I’ve often wondered how I can be so meticulously organised in one area of my life and yet so unravelling in another. I forget birthdays, show up late to social gatherings, and wing it daily when it comes to meal planning. Meanwhile, I marvel at my friends with their chalkboard midweek dinner plans, perfectly coordinated family calendars, and spare-clothes-packed playdates. These are the people with labelled jars in their kitchens — the ones who seem to have cracked the code for both work and home.
Can you be organised at work and at home? Or is there only so much organisational energy to go around? Maybe I’ve spent almost two decades as a journalist relying on deadlines to keep me motivated, and since there’s no looming due date for tidying up my life, I keep kicking that can down the road.
My husband loves to joke that I don’t tidy — I hide things. And honestly, he’s not wrong. I’m an “out of sight, out of mind” kind of gal. But this year, I’ve decided to make a change. I’ve even added “a tidy, organised home” to my vision board for 2025, right next to vague aspirations about writing a book and travelling the world.
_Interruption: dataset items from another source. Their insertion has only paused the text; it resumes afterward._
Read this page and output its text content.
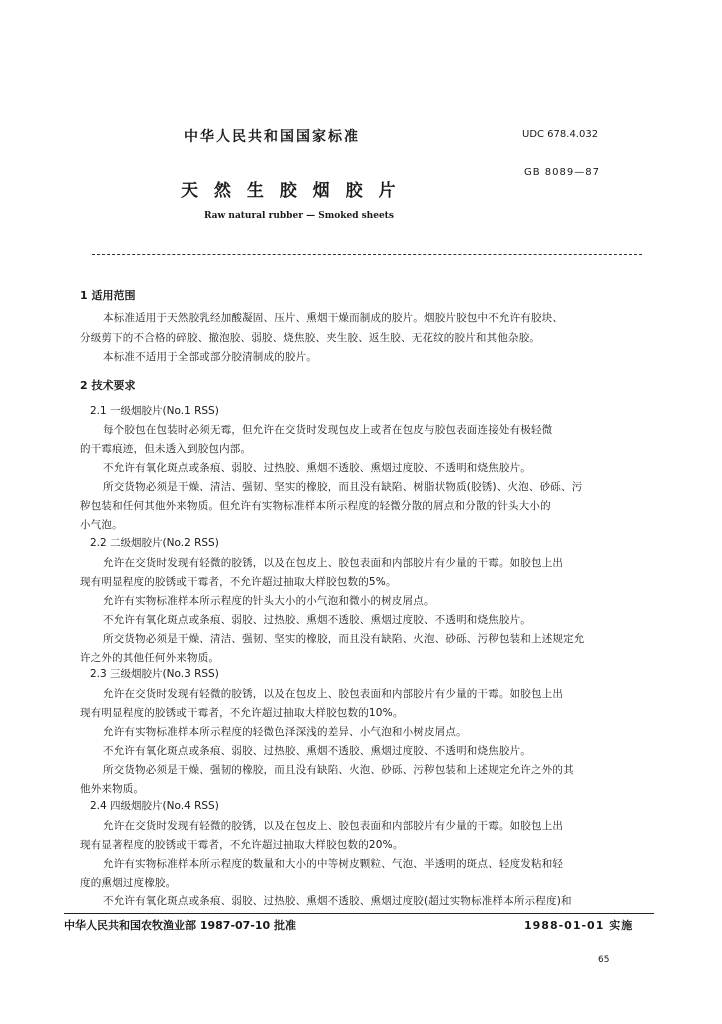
中华人民共和国国家标准	UDC 678.4.032
天 然 生 胶 烟 胶 片
GB 8089—87
Raw natural rubber — Smoked sheets
1 适用范围
本标准适用于天然胶乳经加酸凝固、压片、熏烟干燥而制成的胶片。烟胶片胶包中不允许有胶块、
分级剪下的不合格的碎胶、撤泡胶、弱胶、烧焦胶、夹生胶、返生胶、无花纹的胶片和其他杂胶。
本标准不适用于全部或部分胶清制成的胶片。
2 技术要求
2.1 一级烟胶片(No.1 RSS)
每个胶包在包装时必须无霉，但允许在交货时发现包皮上或者在包皮与胶包表面连接处有极轻微
的干霉痕迹，但未透入到胶包内部。
不允许有氧化斑点或条痕、弱胶、过热胶、熏烟不透胶、熏烟过度胶、不透明和烧焦胶片。
所交货物必须是干燥、清洁、强韧、坚实的橡胶，而且没有缺陷、树脂状物质(胶锈)、火泡、砂砾、污
秽包装和任何其他外来物质。但允许有实物标准样本所示程度的轻微分散的屑点和分散的针头大小的
小气泡。
2.2 二级烟胶片(No.2 RSS)
允许在交货时发现有轻微的胶锈，以及在包皮上、胶包表面和内部胶片有少量的干霉。如胶包上出
现有明显程度的胶锈或干霉者，不允许超过抽取大样胶包数的5%。
允许有实物标准样本所示程度的针头大小的小气泡和微小的树皮屑点。
不允许有氧化斑点或条痕、弱胶、过热胶、熏烟不透胶、熏烟过度胶、不透明和烧焦胶片。
所交货物必须是干燥、清洁、强韧、坚实的橡胶，而且没有缺陷、火泡、砂砾、污秽包装和上述规定允
许之外的其他任何外来物质。
2.3 三级烟胶片(No.3 RSS)
允许在交货时发现有轻微的胶锈，以及在包皮上、胶包表面和内部胶片有少量的干霉。如胶包上出
现有明显程度的胶锈或干霉者，不允许超过抽取大样胶包数的10%。
允许有实物标准样本所示程度的轻微色泽深浅的差异、小气泡和小树皮屑点。
不允许有氧化斑点或条痕、弱胶、过热胶、熏烟不透胶、熏烟过度胶、不透明和烧焦胶片。
所交货物必须是干燥、强韧的橡胶，而且没有缺陷、火泡、砂砾、污秽包装和上述规定允许之外的其
他外来物质。
2.4 四级烟胶片(No.4 RSS)
允许在交货时发现有轻微的胶锈，以及在包皮上、胶包表面和内部胶片有少量的干霉。如胶包上出
现有显著程度的胶锈或干霉者，不允许超过抽取大样胶包数的20%。
允许有实物标准样本所示程度的数量和大小的中等树皮颗粒、气泡、半透明的斑点、轻度发粘和轻
度的熏烟过度橡胶。
不允许有氧化斑点或条痕、弱胶、过热胶、熏烟不透胶、熏烟过度胶(超过实物标准样本所示程度)和
中华人民共和国农牧渔业部 1987-07-10 批准	1988-01-01 实施
65
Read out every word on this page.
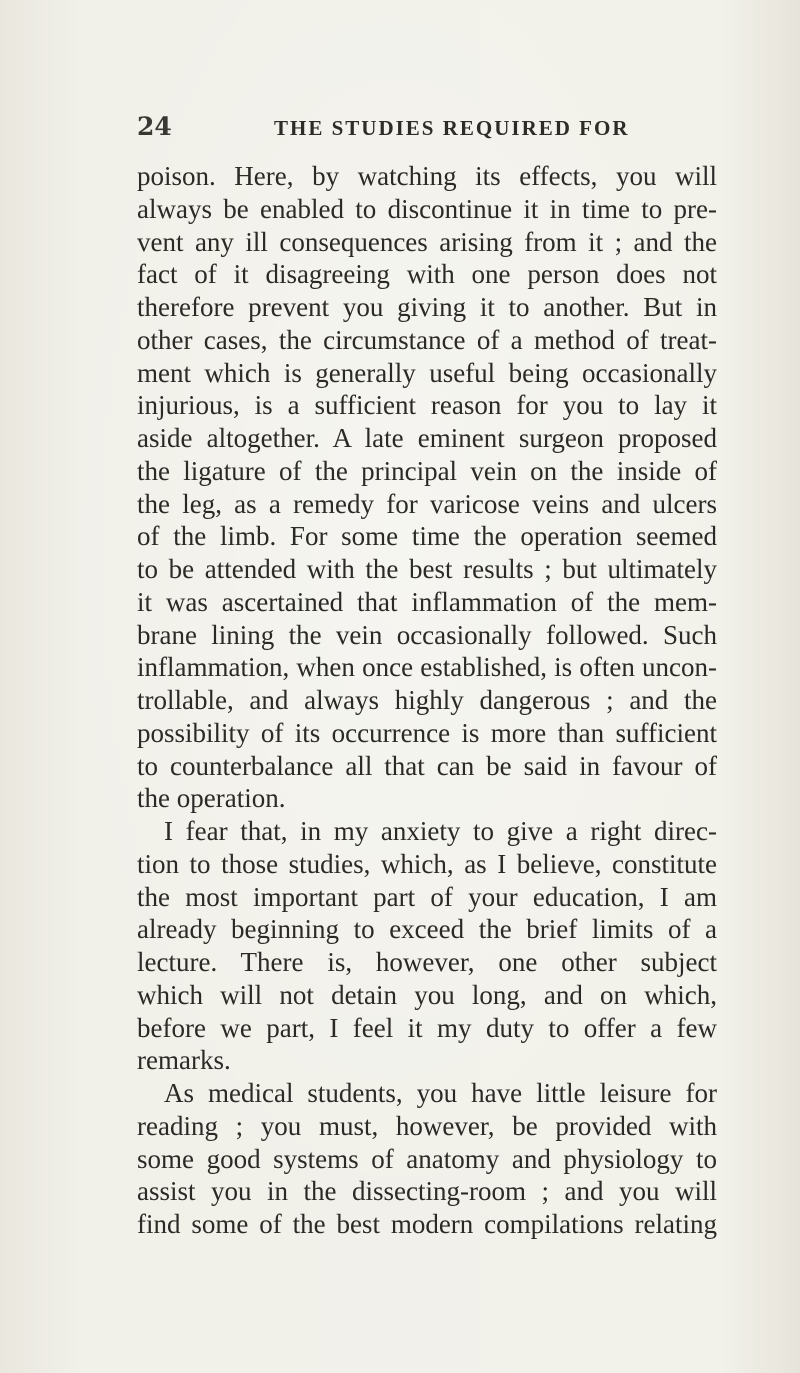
24	THE STUDIES REQUIRED FOR
poison. Here, by watching its effects, you will
always be enabled to discontinue it in time to pre-
vent any ill consequences arising from it ; and the
fact of it disagreeing with one person does not
therefore prevent you giving it to another. But in
other cases, the circumstance of a method of treat-
ment which is generally useful being occasionally
injurious, is a sufficient reason for you to lay it
aside altogether. A late eminent surgeon proposed
the ligature of the principal vein on the inside of
the leg, as a remedy for varicose veins and ulcers
of the limb. For some time the operation seemed
to be attended with the best results ; but ultimately
it was ascertained that inflammation of the mem-
brane lining the vein occasionally followed. Such
inflammation, when once established, is often uncon-
trollable, and always highly dangerous ; and the
possibility of its occurrence is more than sufficient
to counterbalance all that can be said in favour of
the operation.
I fear that, in my anxiety to give a right direc-
tion to those studies, which, as I believe, constitute
the most important part of your education, I am
already beginning to exceed the brief limits of a
lecture. There is, however, one other subject
which will not detain you long, and on which,
before we part, I feel it my duty to offer a few
remarks.
As medical students, you have little leisure for
reading ; you must, however, be provided with
some good systems of anatomy and physiology to
assist you in the dissecting-room ; and you will
find some of the best modern compilations relating
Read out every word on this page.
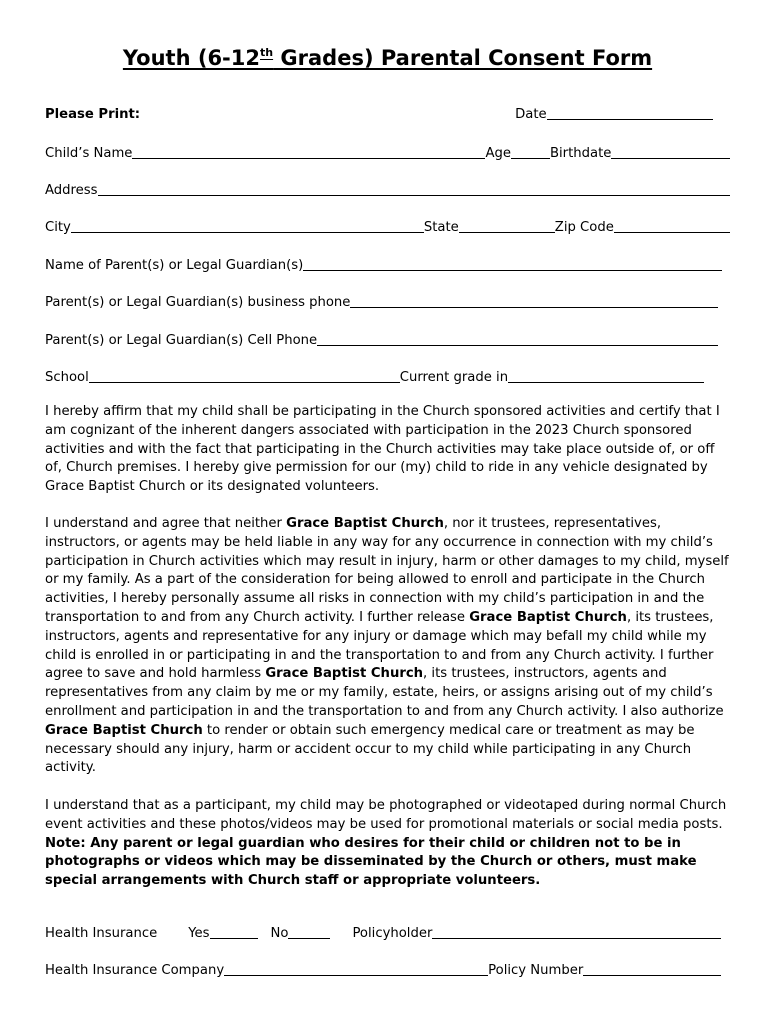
Youth (6-12th Grades) Parental Consent Form
Please Print:	Date
Child’s Name	Age	Birthdate
Address
City	State	Zip Code
Name of Parent(s) or Legal Guardian(s)
Parent(s) or Legal Guardian(s) business phone
Parent(s) or Legal Guardian(s) Cell Phone
School	Current grade in
I hereby affirm that my child shall be participating in the Church sponsored activities and certify that I am cognizant of the inherent dangers associated with participation in the 2023 Church sponsored activities and with the fact that participating in the Church activities may take place outside of, or off of, Church premises. I hereby give permission for our (my) child to ride in any vehicle designated by Grace Baptist Church or its designated volunteers.
I understand and agree that neither Grace Baptist Church, nor it trustees, representatives, instructors, or agents may be held liable in any way for any occurrence in connection with my child’s participation in Church activities which may result in injury, harm or other damages to my child, myself or my family. As a part of the consideration for being allowed to enroll and participate in the Church activities, I hereby personally assume all risks in connection with my child’s participation in and the transportation to and from any Church activity. I further release Grace Baptist Church, its trustees, instructors, agents and representative for any injury or damage which may befall my child while my child is enrolled in or participating in and the transportation to and from any Church activity. I further agree to save and hold harmless Grace Baptist Church, its trustees, instructors, agents and representatives from any claim by me or my family, estate, heirs, or assigns arising out of my child’s enrollment and participation in and the transportation to and from any Church activity. I also authorize Grace Baptist Church to render or obtain such emergency medical care or treatment as may be necessary should any injury, harm or accident occur to my child while participating in any Church activity.
I understand that as a participant, my child may be photographed or videotaped during normal Church event activities and these photos/videos may be used for promotional materials or social media posts. Note: Any parent or legal guardian who desires for their child or children not to be in photographs or videos which may be disseminated by the Church or others, must make special arrangements with Church staff or appropriate volunteers.
Health Insurance Yes	No	Policyholder
Health Insurance Company	Policy Number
The truth is, I get an undeniable serotonin boost when I start organising. When my cousin bought me drawer organisers from IKEA, I was elated. My son’s room went from a chaotic black hole of toys and clothes to a neatly folded haven of order. This month, we’ve gone even bigger: tackling the spare room and the garage. We’ve been binning, donating, and keeping a dizzying array of objects. Who needs a gym workout when you’re dragging a chest of drawers up and down the stairs?
But here’s the kicker: for every thing we organise, two more things seem to appear in its place. It’s like we tugged at a loose thread and now the whole jumper is unravelling. Right now, the spare room looks worse than when we started. So, naturally, I’ve done the sensible thing — I’ve shut the door on it. For now.
Crisell’s musings have done more than just make me feel seen — they’ve given me hope. If my professional rituals, routines, and my undying love of a deadline can keep my career on track, maybe they can help me in my desire to write a book. Whether I’ll be writing in a tidy, organised room is an entirely different question.
Just like there’s no single formula for writing a novel, maybe there’s no one-size-fits-all solution for having it together at home either. Sure, some of it could be chalked up to personality quirks (hi, out-of-sight-out-of-mind me), but it’s hard to ignore the societal pressures at play.
Modern women may no longer be expected to stay home and keep everything pristine, but there’s still this lingering expectation that we’re the default gender to “keep house.” And then there’s the toxic social media trend of Tradwives — those perfectly polished homemakers who glorify domestic life. Picture it: vintage dresses, flawless make-up, homemade bread, all while balancing a baby on their hip. And let’s not forget the viral sensation of women showing up demure and mindful, “having it all together.”
Meanwhile, I feel very... not that. I feel very chaotic, very messy, and very much in the realm of “just keeping my shit together.” Very, well… human.
But I hold onto Brené Brown’s words: “It’s messy in the middle, but it’s also where the magic happens.” Maybe the magic isn’t in achieving perfection but in learning to live with — and even embrace — the imperfection. A life with flexibility and flow allows room for spontaneity, creativity, and growth, after all.
So perhaps it’s time to stop chasing the impossible dream of having it all perfectly together. Maybe I can lean into the chaos, find joy in the process, and sprinkle in a few more IKEA storage hacks along the way.